L’apparition de l’ambassadrice suisse Nadine Olivieri Lozano en Iran a fait parler. Mercredi, la diplomate avait visité voilée un lieu saint dans la ville iranienne de Qom. Aux yeux de détracteurs du régime, elle légitimait ainsi le régime des mollahs qui réprime violemment depuis des mois les protestations de la population et qui a rapidement utilisé la présence de l’ambassadrice à des fins de propagande.

Mais comment en est-on arrivé à cette visite voilée? Blick a posé la question à Maya Tissafi, cheffe de la division Moyen-Orient et Afrique du Nord au Département fédéral des affaires étrangères (DFAE) et ancienne ambassadrice à Abou Dhabi.

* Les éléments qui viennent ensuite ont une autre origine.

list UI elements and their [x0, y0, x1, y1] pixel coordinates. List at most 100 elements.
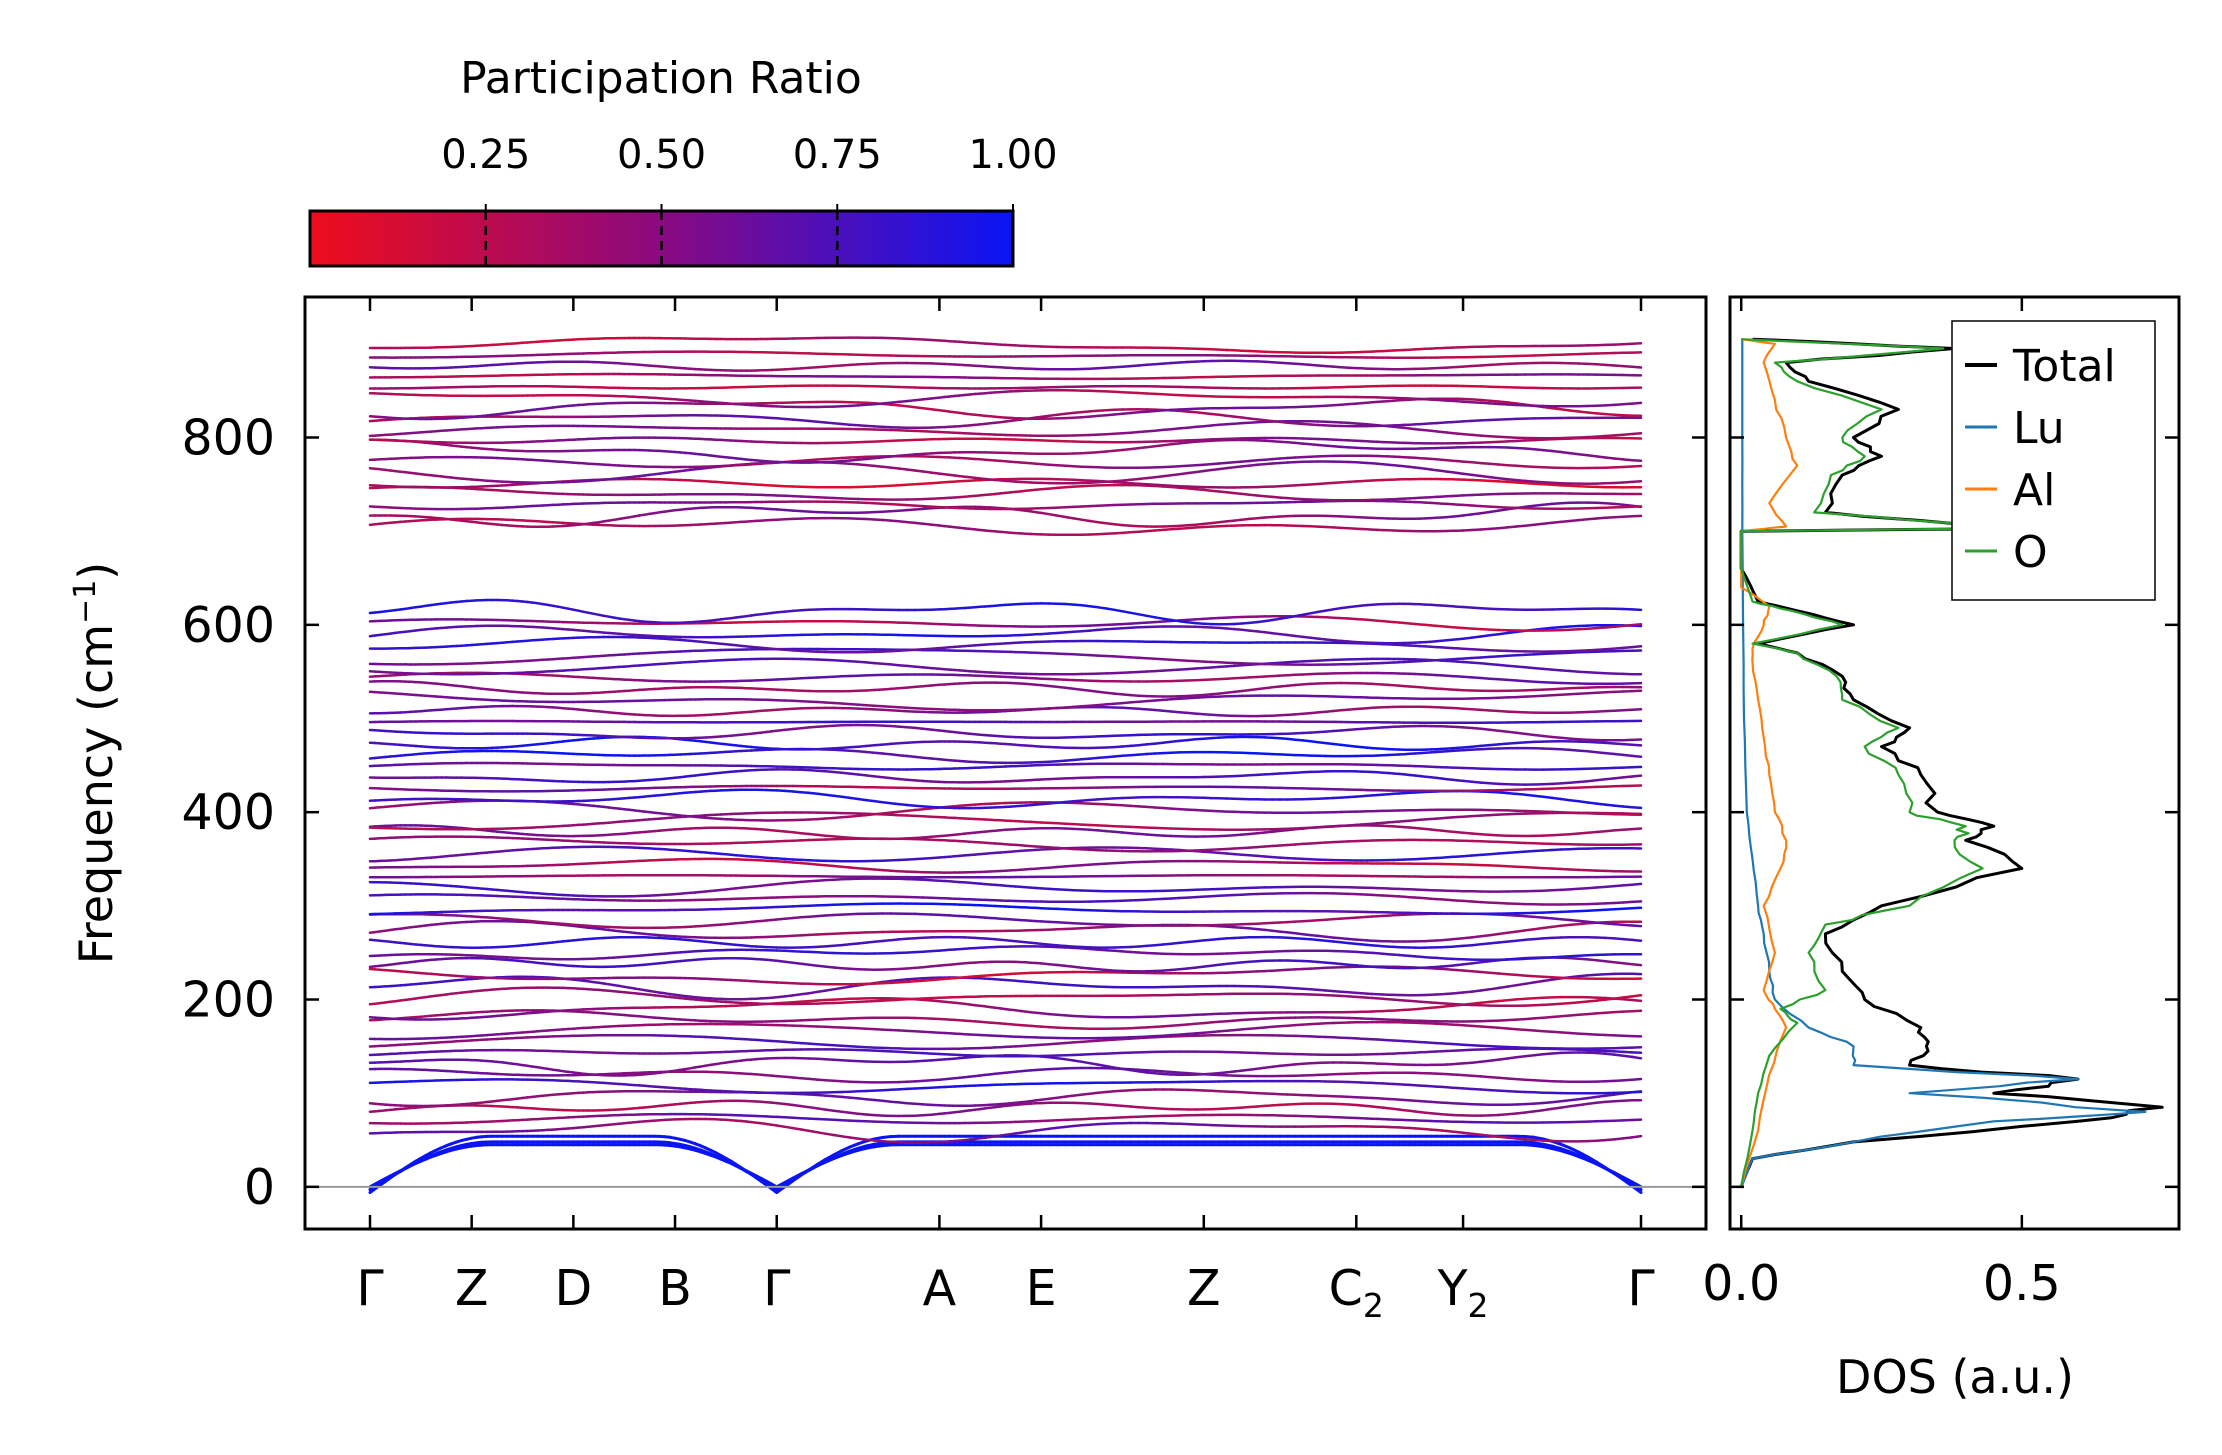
band-line-segment [1621, 1078, 1634, 1082]
band-line-segment [1630, 924, 1643, 928]
band-line-segment [1586, 999, 1598, 1003]
band-line-segment [1630, 1134, 1643, 1139]
band-line-segment [1621, 1178, 1634, 1188]
band-line-segment [1559, 923, 1572, 928]
band-line-segment [1595, 1100, 1607, 1105]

Compte tenu de la situation actuelle en Iran, en quoi est-il utile pour la Suisse de visiter un site religieux en compagnie de mollahs?
La visite était destinée à une institution académique qui travaille dans le domaine du dialogue interreligieux. Des étudiants de nombreux pays, y compris européens, y étudient. Près de 50% d’entre eux sont des femmes. Les étudiants de cette institution participent également à des séminaires en Suisse. L’ambassade suisse est responsable de la délivrance des visas pour les étudiants. Il est donc important que notre représentante sur place connaisse cette institution. Dans ce contexte, l’ambassadrice Nadine Olivieri Lozano a effectué une brève visite d’un site religieux. Le dialogue entre les confessions revêt une grande importance. En particulier dans le contexte actuel, car ces milieux ont une grande influence sur les thèmes sociopolitiques. Et la Suisse utilise tous les canaux pour promouvoir le dialogue et faire valoir ses préoccupations et ses valeurs.

L’ambassadrice Nadine Olivieri Lozano n’envoie-t-elle pas ainsi un signal de soutien au régime iranien?
L’Iran connaît parfaitement la position de la Suisse. Nous avons condamné à plusieurs reprises et avec véhémence la réaction violente des forces de sécurité face aux protestations, tant au niveau bilatéral que multilatéral. Récemment encore, nous avons eu un dialogue au cours duquel nous avons clairement souligné notre engagement en faveur des droits de l’Homme. Nous avons notamment critiqué les exécutions de personnes participant à des manifestations et souligné l’importance d’avoir le droit à un procès équitable et à la liberté d’expression. Pour pouvoir exercer sa fonction d’ambassadrice, Nadine Olivieri Lozano doit également connaître son pays d’accueil et pas seulement Téhéran. Cela implique des visites en dehors de la capitale. En fait, ce sont des tâches standards. Tous nos précédents ambassadeurs se sont rendus à Qom.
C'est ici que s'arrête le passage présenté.